Os movimentos aceleram, Roberto vê aquilo tudo como se estivesse em frente a uma montanha de dinheiro, ou como uma criança, quando ganha seu primeiro brinquedo.

E Milena goza incrivelmente, mais uma vez, tremendo dos pés à cabeça.

_ Caralhoooooo, ahhhhhhhhhh, isssooooooo, ahhhhhhh! Puta que o pariu!!!

Rodrigo, não aguenta mais, e percebe que Roberto quer gozar em cima da esposa. Ele levanta, puxa a camisinha para fora do pau e se posiciona ao lado dele. Mile sai então de cima de Christian e senta no sofá. Christian também se levanta e se ajoelha próximo ao rosto dela. Não demora muito para começar a receber os jatos de porra pelo seu corpo e sua face. Primeiro os de Rodrigo, e logo em seguida, os do marido e por ultimo, do chefe de cozinha. E eu ali no chão, estática, acabada e relaxada, curtindo tudo aquilo.

_ Ahhhhhhh, ohhhhhhh!

_ Isso meus cavalos, me encham de gala! Diz ela, extasiada, espalhando o presente recebido pelo corpo, com as mãos.

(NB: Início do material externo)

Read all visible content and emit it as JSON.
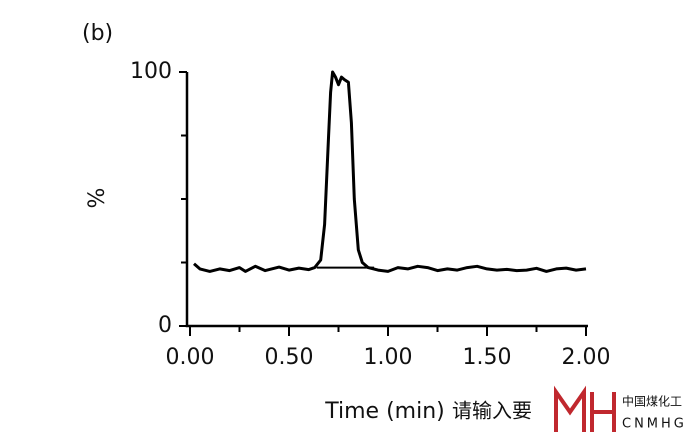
{
  "chart_data": {
    "type": "line",
    "panel_label": "(b)",
    "y_label": "%",
    "x_label": "Time (min)",
    "x": [
      0.02,
      0.05,
      0.1,
      0.15,
      0.2,
      0.25,
      0.28,
      0.33,
      0.38,
      0.45,
      0.5,
      0.55,
      0.6,
      0.63,
      0.66,
      0.68,
      0.7,
      0.71,
      0.72,
      0.735,
      0.75,
      0.765,
      0.78,
      0.8,
      0.815,
      0.83,
      0.85,
      0.87,
      0.9,
      0.95,
      1.0,
      1.05,
      1.1,
      1.15,
      1.2,
      1.25,
      1.3,
      1.35,
      1.4,
      1.45,
      1.5,
      1.55,
      1.6,
      1.65,
      1.7,
      1.75,
      1.8,
      1.85,
      1.9,
      1.95,
      2.0
    ],
    "values": [
      24.5,
      22.5,
      21.5,
      22.5,
      21.8,
      23,
      21.5,
      23.5,
      21.8,
      23.2,
      22,
      22.8,
      22.2,
      23,
      26,
      40,
      75,
      92,
      100,
      98,
      95,
      98,
      97,
      96,
      80,
      50,
      30,
      25,
      23,
      22,
      21.5,
      23,
      22.5,
      23.5,
      23,
      21.8,
      22.5,
      22,
      23,
      23.5,
      22.5,
      22,
      22.3,
      21.8,
      22,
      22.7,
      21.5,
      22.5,
      22.8,
      22,
      22.5
    ],
    "color": "#000000",
    "integration_baseline": {
      "x": [
        0.64,
        0.93
      ],
      "values": [
        23,
        23
      ]
    },
    "xlim": [
      0,
      2
    ],
    "xticks": [
      {
        "value": 0,
        "label": "0.00"
      },
      {
        "value": 0.5,
        "label": "0.50"
      },
      {
        "value": 1,
        "label": "1.00"
      },
      {
        "value": 1.5,
        "label": "1.50"
      },
      {
        "value": 2,
        "label": "2.00"
      }
    ],
    "xminor_ticks": [
      0.25,
      0.75,
      1.25,
      1.75
    ],
    "ylim": [
      0,
      100
    ],
    "yticks": [
      0,
      100
    ],
    "yminor_ticks": [
      25,
      50,
      75
    ],
    "watermark": {
      "text": "请输入要",
      "logo_cn": "中国煤化工",
      "logo_en": "CNMHG"
    }
  }
}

Rodrigo sempre soube que eu era safadinha, falávamos muita putaria na cama, sempre. Mas nunca poderia imaginar, que a partir de um flagrante na porta do banheiro, com um amigo dele, nossa vida sexual iria mudar completamente. E pra muito melhor. Estavamos ali, exaustos, no meio de uma suruba incrível, que não imaginávamos nem mesmo em nossas fantasias!

Um beijo quase “coletivo” (sem a troca entre os homens, é claro) encerrou aquela noite maravilhosa e celou de vez a nova amizade que se iniciava. Fomos todos para a piscina nos refrescar, beber mais alguma coisa e conversar. Carícias, amassos e sorrisos dentro da água, como se aquilo fosse rotina para nós. Poucos minutos mais tarde, Roberto, só de toalha, já cochilava na poltrona. Christian, sempre à serviço, dava uma ordem na área externa do apartamento e tomava uma cerveja. Milena como um peixinho, não saia da água. Tinha um papo maravilhoso, falava sobre suas viagens com Roberto ao exterior. E se divertia com nossas conversas sobre o início do relacionamento.

Demos mais alguns minutos e resolvemos ir embora. Vestimos nossas roupas, que já estavam organizadas por Christian em cima de uma cadeira. Nos despedimos. Rodrigo e Christian deram as mãos. E depois abraçou e deu mais um beijo quente e demorado em Milena. E lá estava eu agarrada mais uma vez naquele chef maravilhoso. E ali tive a certeza de que aquela noite ainda não havia acabado. Pelo menos pra nós dois.

_ A partir de hoje esta casa também é de vocês. Voltem sempre que quiserem! Disse Milena, abraçada em Christian, que parecia agora ser o esposo e chefe da casa.

_ Muito obrigado, respondi, já na chegada do elevador.

As portas se fecharam, e lá estávamos eu e Rodrigo, a sós no elevador, exaustos, sorrisos estampados de orelha a orelha e, certamente, muito mais apaixonados e unidos.